Wake-up call from top judge

TheStar.com – opinion/editorials
Published On Mon Aug 15 2011.

Four years ago, Beverley McLachlin, Canada’s chief justice, delivered a blunt warning. “The most advanced justice system in the world is a failure if it does not provide justice to the people it is meant to serve,” she told the Empire Club of Canada. “Unfortunately, many Canadian men and women find themselves unable, mainly for financial reasons, to access the Canadian justice system.”

Now an international survey has confirmed that justice has slipped out reach for millions of Canadians. The World Justice Project, a multinational initiative to advance legal rights, ranked Canada 9th out of 12 rich countries in its global index when it came to providing its citizens with access to civil justice.

“That’s not terrible, but it does show that we’re not doing as well as we should,” McLachlin told lawyers at their annual conference in Halifax. “I think the Canadian Bar Association and other groups concerned about justice have to recognize that is an area in our justice system that needs attention.

The finding stood in sharp contrast to Canada’s performance in other categories: a clean judiciary, stable laws, effective enforcement, freedom from political interference.

“People feel they cannot take the step of finding of lawyer or launching a lawsuit,” McLachlin said. “They fear expense. They fear delay. In the family law area, they fear getting mired in processes that actually exacerbate the dispute and have bad consequences for the children and for preserving as much of the family assets as can be preserved.”

When she first raised the issue, the bar association scrambled to set up an access-to-justice committee, lobby policy makers and encourage lawyers to do more pro bono work. Yet little has changed.

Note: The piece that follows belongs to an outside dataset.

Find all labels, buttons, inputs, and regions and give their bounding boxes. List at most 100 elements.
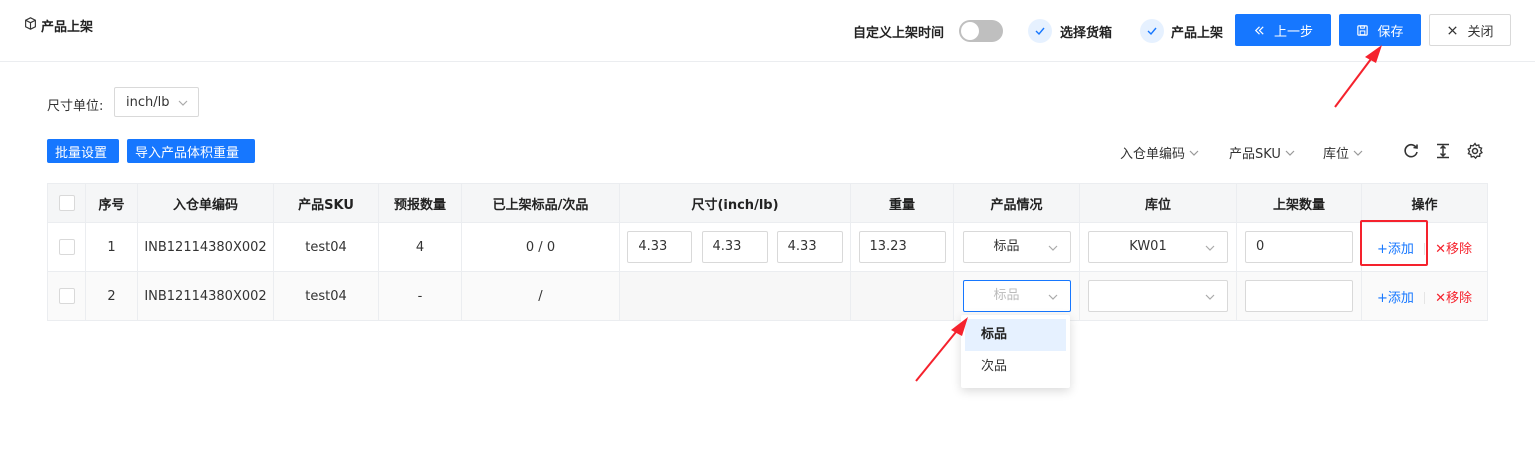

“There is no evidence that despite all of our initiatives, access to justice is improving,” admitted Melina Buckley, who chairs the committee. The legal profession needs to ask why. Are its services overpriced? Are its members unwilling to sacrifice any of their billable hours?

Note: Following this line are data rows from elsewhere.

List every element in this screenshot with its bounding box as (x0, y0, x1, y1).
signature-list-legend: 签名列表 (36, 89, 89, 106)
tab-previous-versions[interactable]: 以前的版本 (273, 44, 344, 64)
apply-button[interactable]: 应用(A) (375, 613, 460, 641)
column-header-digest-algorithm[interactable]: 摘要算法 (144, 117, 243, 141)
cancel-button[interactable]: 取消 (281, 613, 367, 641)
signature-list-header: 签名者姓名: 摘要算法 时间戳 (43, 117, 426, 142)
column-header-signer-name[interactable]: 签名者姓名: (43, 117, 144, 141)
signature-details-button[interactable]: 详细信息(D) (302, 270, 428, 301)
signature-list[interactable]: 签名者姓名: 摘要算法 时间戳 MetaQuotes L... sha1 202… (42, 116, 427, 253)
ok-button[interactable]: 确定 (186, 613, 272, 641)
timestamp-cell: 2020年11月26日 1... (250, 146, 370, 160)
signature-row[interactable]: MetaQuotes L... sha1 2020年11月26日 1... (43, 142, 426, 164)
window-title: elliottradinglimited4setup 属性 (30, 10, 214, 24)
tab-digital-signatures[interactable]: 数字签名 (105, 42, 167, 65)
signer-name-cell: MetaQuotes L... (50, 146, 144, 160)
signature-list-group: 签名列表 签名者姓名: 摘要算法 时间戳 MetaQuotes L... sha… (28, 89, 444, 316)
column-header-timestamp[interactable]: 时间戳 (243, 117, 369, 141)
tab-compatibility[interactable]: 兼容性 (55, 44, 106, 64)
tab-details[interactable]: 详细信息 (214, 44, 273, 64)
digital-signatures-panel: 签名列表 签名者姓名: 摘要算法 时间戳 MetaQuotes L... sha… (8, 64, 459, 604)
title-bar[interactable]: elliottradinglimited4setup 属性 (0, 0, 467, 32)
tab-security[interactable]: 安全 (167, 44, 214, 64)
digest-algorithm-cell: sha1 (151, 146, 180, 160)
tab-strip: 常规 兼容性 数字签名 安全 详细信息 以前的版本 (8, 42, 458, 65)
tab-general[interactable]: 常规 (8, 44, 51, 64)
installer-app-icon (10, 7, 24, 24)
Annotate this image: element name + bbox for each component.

Governments also must do better. The right to a fair trial is guaranteed in the Constitution. Yet legal aid is offered only to the poorest of the poor. Many services are not covered. Most provinces are cutting funding.

McLachlin suggested that legal insurance might be a way to go. The possibility is worth exploring. But asking people to buy protection from prohibitive legal fees is a sorry response to a long-standing problem.